An IPO is when a private company gets listed on the public stock market. This is a way for a corporation to raise cash through selling a part of its ownership. The IPO is a multi-step sale: in private, elite investors buy all the shares offered by a company, which gives the company a ton of cash. Then these elite investors do what they call a “roadshow,” hyping up the stock and arranging pre-sales. On the day of the IPO, the investors resell the shares to the general public at a stage-managed markup price.

In its IPO, SpaceX offered only 4 percent of its shares to the public. Musk engineered a Wall Street bidding war over this public chunk, driving its price up to $75 billion. The financial system then projected that if the public 4 percent is worth $75 billion, then the private 96 percent is worth $1.7 trillion, making Musk the world’s first trillionaire on paper for two fleeting weeks. This paper valuation is like a credit score for billionaires, meaning Musk’s companies can get cheaper loans because they’re “worth” so much now. Much of the financial world works off of shams like this, leveraging paper valuations for further speculation.

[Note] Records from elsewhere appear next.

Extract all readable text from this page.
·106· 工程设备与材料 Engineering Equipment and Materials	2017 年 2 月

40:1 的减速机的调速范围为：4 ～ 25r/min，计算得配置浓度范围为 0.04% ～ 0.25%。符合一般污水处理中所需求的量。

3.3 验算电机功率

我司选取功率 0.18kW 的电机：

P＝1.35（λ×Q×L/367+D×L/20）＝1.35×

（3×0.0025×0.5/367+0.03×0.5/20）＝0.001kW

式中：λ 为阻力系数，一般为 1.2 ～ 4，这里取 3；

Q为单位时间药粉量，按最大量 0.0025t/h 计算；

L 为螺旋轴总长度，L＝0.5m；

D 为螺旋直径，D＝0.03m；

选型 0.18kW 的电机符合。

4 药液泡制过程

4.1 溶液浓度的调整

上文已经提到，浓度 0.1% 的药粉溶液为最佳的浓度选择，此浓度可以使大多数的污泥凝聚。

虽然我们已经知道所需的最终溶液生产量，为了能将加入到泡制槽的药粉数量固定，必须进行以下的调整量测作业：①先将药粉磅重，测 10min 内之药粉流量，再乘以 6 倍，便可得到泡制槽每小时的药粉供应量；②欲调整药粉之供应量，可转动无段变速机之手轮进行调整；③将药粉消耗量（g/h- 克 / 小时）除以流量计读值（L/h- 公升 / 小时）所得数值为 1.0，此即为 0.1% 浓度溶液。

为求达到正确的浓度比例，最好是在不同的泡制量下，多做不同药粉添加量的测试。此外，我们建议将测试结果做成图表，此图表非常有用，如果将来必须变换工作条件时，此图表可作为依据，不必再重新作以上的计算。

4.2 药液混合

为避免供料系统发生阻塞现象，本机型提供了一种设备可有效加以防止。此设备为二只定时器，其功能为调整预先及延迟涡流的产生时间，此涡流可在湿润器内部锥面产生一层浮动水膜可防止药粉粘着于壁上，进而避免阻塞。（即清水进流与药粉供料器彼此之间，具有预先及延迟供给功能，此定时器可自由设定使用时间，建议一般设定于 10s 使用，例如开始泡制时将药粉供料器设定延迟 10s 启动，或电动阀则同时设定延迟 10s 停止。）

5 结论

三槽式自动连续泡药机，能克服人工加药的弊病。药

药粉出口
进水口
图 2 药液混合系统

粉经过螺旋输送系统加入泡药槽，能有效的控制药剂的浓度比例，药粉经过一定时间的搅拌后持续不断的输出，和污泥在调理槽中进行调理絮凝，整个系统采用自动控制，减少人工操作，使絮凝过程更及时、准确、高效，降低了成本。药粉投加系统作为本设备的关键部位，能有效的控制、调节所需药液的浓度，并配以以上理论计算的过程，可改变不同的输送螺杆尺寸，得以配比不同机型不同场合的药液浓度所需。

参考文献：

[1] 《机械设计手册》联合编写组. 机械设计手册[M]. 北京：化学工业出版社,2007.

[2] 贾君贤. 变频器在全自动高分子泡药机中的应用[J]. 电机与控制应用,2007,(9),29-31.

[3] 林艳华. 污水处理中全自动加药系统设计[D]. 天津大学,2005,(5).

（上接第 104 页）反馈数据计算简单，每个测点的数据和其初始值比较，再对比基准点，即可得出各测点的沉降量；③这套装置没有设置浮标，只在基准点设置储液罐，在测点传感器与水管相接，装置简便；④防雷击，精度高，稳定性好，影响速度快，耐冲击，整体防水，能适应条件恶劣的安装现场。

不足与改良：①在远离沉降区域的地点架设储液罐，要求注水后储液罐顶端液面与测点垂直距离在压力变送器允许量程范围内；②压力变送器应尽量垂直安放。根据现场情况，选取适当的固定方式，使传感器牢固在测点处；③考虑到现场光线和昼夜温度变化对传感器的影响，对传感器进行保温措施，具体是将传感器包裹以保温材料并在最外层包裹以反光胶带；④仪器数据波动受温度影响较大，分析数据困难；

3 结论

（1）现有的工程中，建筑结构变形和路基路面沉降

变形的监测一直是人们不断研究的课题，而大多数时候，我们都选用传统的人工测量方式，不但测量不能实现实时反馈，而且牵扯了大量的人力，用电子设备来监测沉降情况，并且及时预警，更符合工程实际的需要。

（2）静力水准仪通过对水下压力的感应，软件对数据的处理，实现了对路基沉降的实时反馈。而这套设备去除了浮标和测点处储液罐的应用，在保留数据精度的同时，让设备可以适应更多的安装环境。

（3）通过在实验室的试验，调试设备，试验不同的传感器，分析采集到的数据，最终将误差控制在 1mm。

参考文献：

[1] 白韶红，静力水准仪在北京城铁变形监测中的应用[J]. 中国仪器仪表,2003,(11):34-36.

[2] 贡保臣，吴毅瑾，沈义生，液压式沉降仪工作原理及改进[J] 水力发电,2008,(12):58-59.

Billionaires Gamble, Workers Lose

AI stocks are especially unstable because the AI giants are hugely unprofitable. They spend enormous sums on new data centers and AI models while selling their products for cheap or even free. xAI lost $6.4 billion last year on a revenue of $3.2 billion. OpenAI lost $21 billion against $13 billion in revenue. Anthropic eked out a paper profit of $600 million in the second quarter of 2026, by masking its true data center costs for two months right before its planned IPO.

These IPOs are marketed as opportunities to let ordinary people in on the AI boom. But they are really schemes by the rich to pull public money into the AI bubble so they can sell their shares at a high price before the bubble pops—something top traders and CEOs are well aware is going to happen.

Financial companies are forcing workers’ retirement plans to buy SpaceX stock. SpaceX was inducted into many stock indexes, meaning it is now included in a bundle of stocks that pensions and 401(k)s automatically buy every day. Soon, Anthropic and OpenAI will also be in this bundle. In this system, when workers save for retirement, our money will automatically invest in AI stocks, driving up their price and making retirement funds look like they’re growing. But when there’s an AI stock crash, our retirement savings will get wiped out.

Invest In Our Needs, Not Markets

With trillions of dollars chasing after unprofitable AI stocks, the AI bubble threatens to destabilize the economy. Working people will bear the brunt of a market crash while the rich get out early or get bailouts. Already, the cost of living is soaring for most of us while the ruling elite pour real resources into AI speculation. This is how capitalism works—a blind quest for profit over human need. We need a struggle to tax the rich, invest in affordable housing, fund free college tuition, fund universal healthcare, and ultimately replace the incompetent, gambling ruling class with the rule of ordinary working people.